B. La persistance partielle de l’invocation du droit anglais

L’existence de différences irréductibles entre les droits français et anglais, notamment en matière de preuve, entraîne certaines revendications favorables à l’application limitée de ce dernier.

1. La question de la validité des témoignages[169]

Dans une intéressante affaire portée à la connaissance de la Cour des plaidoyers communs de Montréal, plusieurs normes conflictuelles ont ainsi été invoquées. Dans ce litige, qui oppose en 1788 Richard Dobie à Maurice Blondeau, la cause doit être renvoyée devant des jurés[170]. Davidson, avocat du demandeur, réclame que soit entendu un témoin afin de prouver qu’une acceptation verbale de la lettre de change contestée a bien eu lieu. Walker, pour le défendeur, s’oppose à cette audition sur le fondement de l’article 2 du titre 5 de l’ordonnance de 1673. À l’inverse, Davidson soutient qu’il s’agit ici d’une « matière de preuve » et que, par conséquent, le témoin doit être admis, conformément à l’article 10 de l’ordonnance de 1785. Ce qui est particulièrement intéressant dans cette affaire, c’est que les opinions des deux juges sont rapportées. Ainsi, Edouard Southouse estime que le témoignage doit être admis, afin de prouver l’acceptation verbale de la lettre de change, tandis que Heurtel de Rouville considère que l’ordonnance de 1673, qui exclut l’audition de témoins, doit s’appliquer. Finalement, après débats, l’avocat Walker consent, dans le but d’« accélérer la décision de cette cause », à ce que le témoin sollicité soit convoqué. En définitive, plusieurs témoins sont finalement entendus dans cette affaire[171], pour laquelle les jurés ont rendu un verdict unanime en faveur du défendeur.

Dans un litige ayant opposé Robert Lester, comme procureur de la veuve Fargues, et François Anderson, ce dernier soutient, pour sa défense, qu’il a bien payé comptant le rhum acheté au défunt Fargues. Cette version est contestée par l’avocat de l’appelante qui affirme que les livres de compte du défunt, qui exerçait la profession de cabaretier, doivent faire foi et que le défendeur est donc débiteur de cette succession. Par conséquent, ce dernier ne peut invoquer aucune prescription à son bénéfice[172] tandis que la certitude de son paiement ne pourrait être prouvée que par le recours à des témoins étrangers[173]. Berthelot Dartigny, avocat de la demanderesse, établit alors, comme un principe général, que « les affaires de commerce en cette province doivent estre jugées suivant les loix d’Angleterre et non suivant la coutume de Paris »[174]. Maître Panet, pour le défendeur, soutient pour sa part, que les livres de comptes ne constituent qu’une présomption simple et non irréfragable[175]. Il considère alors que Pierre Fargues ne peut être considéré comme un marchand[176] et invoque en ce sens l’application de la coutume de Paris[177]. Panet s’oppose fermement aux prétentions du demandeur, selon lesquelles les créances des marchands décédés doivent être plus particulièrement protégées[178]. L’avocat du défendeur considère, au contraire, que « les biens et la liberté des citoyens et des particuliers » seraient dorénavant mis en péril si de tels livres de comptes étaient automatiquement pris en considération par les tribunaux pour donner raison à leurs détenteurs[179].
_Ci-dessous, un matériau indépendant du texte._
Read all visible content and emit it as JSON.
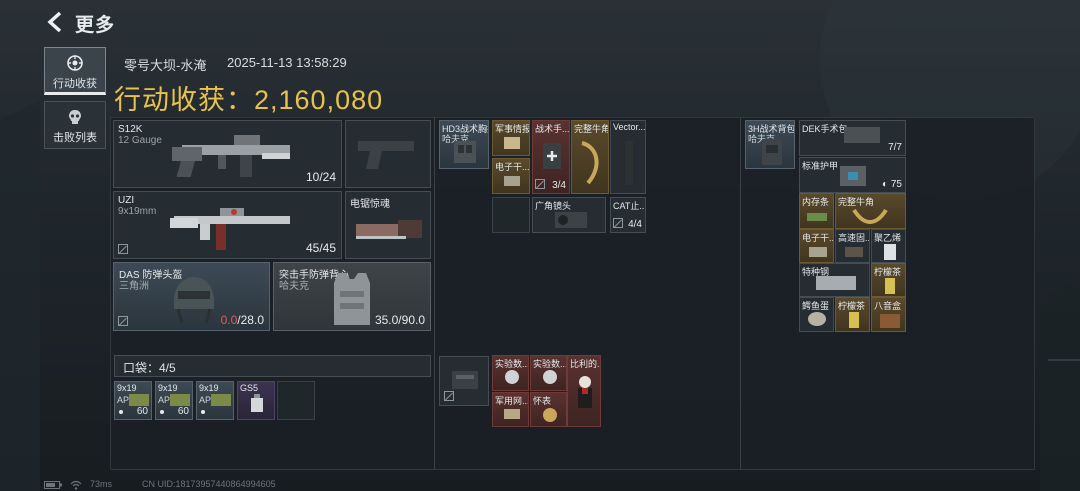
{
  "header": {
    "title": "更多"
  },
  "nav": {
    "tabs": [
      {
        "label": "行动收获",
        "active": true
      },
      {
        "label": "击败列表",
        "active": false
      }
    ]
  },
  "match": {
    "map": "零号大坝-水淹",
    "datetime": "2025-11-13 13:58:29",
    "haul_label": "行动收获：",
    "haul_value": "2,160,080"
  },
  "loadout": {
    "primary": {
      "name": "S12K",
      "caliber": "12 Gauge",
      "ammo": "10/24"
    },
    "secondary": {
      "name": "UZI",
      "caliber": "9x19mm",
      "ammo": "45/45"
    },
    "melee": {
      "name": "电锯惊魂"
    },
    "helmet": {
      "name": "DAS 防弹头盔",
      "sub": "三角洲",
      "dur_current": "0.0",
      "dur_max": "/28.0"
    },
    "armor": {
      "name": "突击手防弹背心",
      "sub": "哈夫克",
      "durability": "35.0/90.0"
    }
  },
  "pocket": {
    "label": "口袋：4/5",
    "items": [
      {
        "name": "9x19",
        "sub": "AP弹",
        "count": "60"
      },
      {
        "name": "9x19",
        "sub": "AP弹",
        "count": "60"
      },
      {
        "name": "9x19",
        "sub": "AP弹",
        "count": ""
      },
      {
        "name": "GS5",
        "sub": "",
        "count": ""
      }
    ]
  },
  "chest_rig": {
    "name": "HD3战术胸挂",
    "sub": "哈夫克",
    "items": [
      {
        "name": "军事情报"
      },
      {
        "name": "战术手..."
      },
      {
        "name": "完整牛角"
      },
      {
        "name": "Vector..."
      },
      {
        "name": "电子干..."
      },
      {
        "name": "3/4"
      },
      {
        "name": "广角镜头"
      },
      {
        "name": "CAT止..."
      },
      {
        "name": "4/4"
      }
    ]
  },
  "backpack_small": {
    "items": [
      {
        "name": "实验数..."
      },
      {
        "name": "实验数..."
      },
      {
        "name": "比利的..."
      },
      {
        "name": "军用网..."
      },
      {
        "name": "怀表"
      }
    ]
  },
  "backpack": {
    "name": "3H战术背包",
    "sub": "哈夫克",
    "items": [
      {
        "name": "DEK手术包",
        "count": "7/7"
      },
      {
        "name": "标准护甲",
        "count": "75"
      },
      {
        "name": "内存条"
      },
      {
        "name": "完整牛角"
      },
      {
        "name": "电子干..."
      },
      {
        "name": "高速固..."
      },
      {
        "name": "聚乙烯"
      },
      {
        "name": "特种钢"
      },
      {
        "name": "柠檬茶"
      },
      {
        "name": "鳄鱼蛋"
      },
      {
        "name": "柠檬茶"
      },
      {
        "name": "八音盒"
      }
    ]
  },
  "footer": {
    "ping": "73ms",
    "uid": "CN UID:18173957440864994605"
  }
}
Panet examine alors attentivement les conditions d’application des droits français et anglais[180]. Si l’Acte de Québec rétablit « les loix, us et coutumes anciennes de ce païs », il reconnaît que l’ordonnance du 25 février 1777 pose le principe selon lequel les faits relatifs aux affaires commerciales doivent être établis conformément aux lois d’Angleterre[181]. Toutefois, l’avocat du défendeur considère qu’en l’espèce il ne s’agit pas de considérer les principes des règles de la preuve mais la seule question de la prescription. Or, celle-ci constitue « un point de droit ou de loi et non un point de fait » et doit donc être décidée en application des seules lois françaises[182]. C’est la raison pour laquelle Panet invoque les articles 126 et 127 de la coutume de Paris pour appuyer ses prétentions[183]. Cette question de savoir si le délai de prescription relève davantage des règles de la preuve ou du droit substantiel a fait l’objet d’une vaste controverse[184]. Une jurisprudence nourrie s’en est également suivie[185] avant que l’arrêt Morrogh c. Munn ne vienne, en 1811, faire prévaloir les règles de preuve anglaises en la matière[186].
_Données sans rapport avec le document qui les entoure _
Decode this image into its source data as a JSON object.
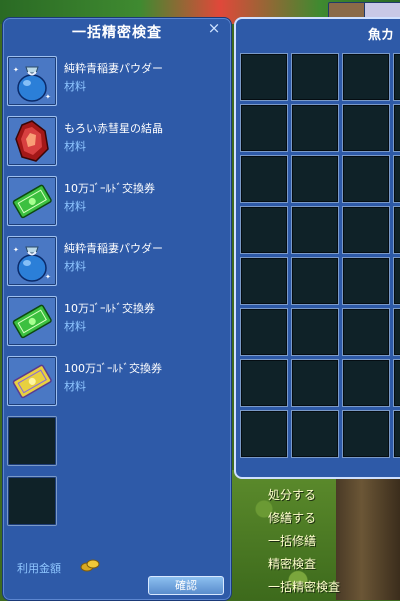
{
  "inspect_panel": {
    "title": "一括精密検査",
    "close_label": "×",
    "items": [
      {
        "name": "純粋青稲妻パウダー",
        "type": "材料",
        "icon": "blue-pouch-icon"
      },
      {
        "name": "もろい赤彗星の結晶",
        "type": "材料",
        "icon": "red-crystal-icon"
      },
      {
        "name": "10万ｺﾞｰﾙﾄﾞ交換券",
        "type": "材料",
        "icon": "green-ticket-icon"
      },
      {
        "name": "純粋青稲妻パウダー",
        "type": "材料",
        "icon": "blue-pouch-icon"
      },
      {
        "name": "10万ｺﾞｰﾙﾄﾞ交換券",
        "type": "材料",
        "icon": "green-ticket-icon"
      },
      {
        "name": "100万ｺﾞｰﾙﾄﾞ交換券",
        "type": "材料",
        "icon": "gold-ticket-icon"
      }
    ],
    "money_label": "利用金額",
    "confirm_label": "確認"
  },
  "inventory_panel": {
    "title": "魚カ"
  },
  "context_menu": [
    "処分する",
    "修繕する",
    "一括修繕",
    "精密検査",
    "一括精密検査"
  ]
}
Ce droit de la preuve est par ailleurs fortement encadré. En effet, la preuve par témoins est limitée en matière civile et de propriété[187] tandis que le nombre nécessaire de témoins, en matière commerciale, est déterminé par la nature de la procédure suivie[188].

2. D’autres cas d’invocation du droit d’origine anglaise après l’entrée en vigueur del’Acte de Québec

Dans plusieurs autres affaires, la question de l’inapplicabilité du droit issu de la coutume de Paris durant la période intermédiaire, de 1764 à 1774, est également soulevée. Ainsi, en 1781, dans une cause relative à la validité d’une clause d’un contrat de mariage conclu dix ans plus tôt, l’avocat Berthelot Dartigny soutient qu’à cette date seules les lois anglaises étaient alors applicables[189].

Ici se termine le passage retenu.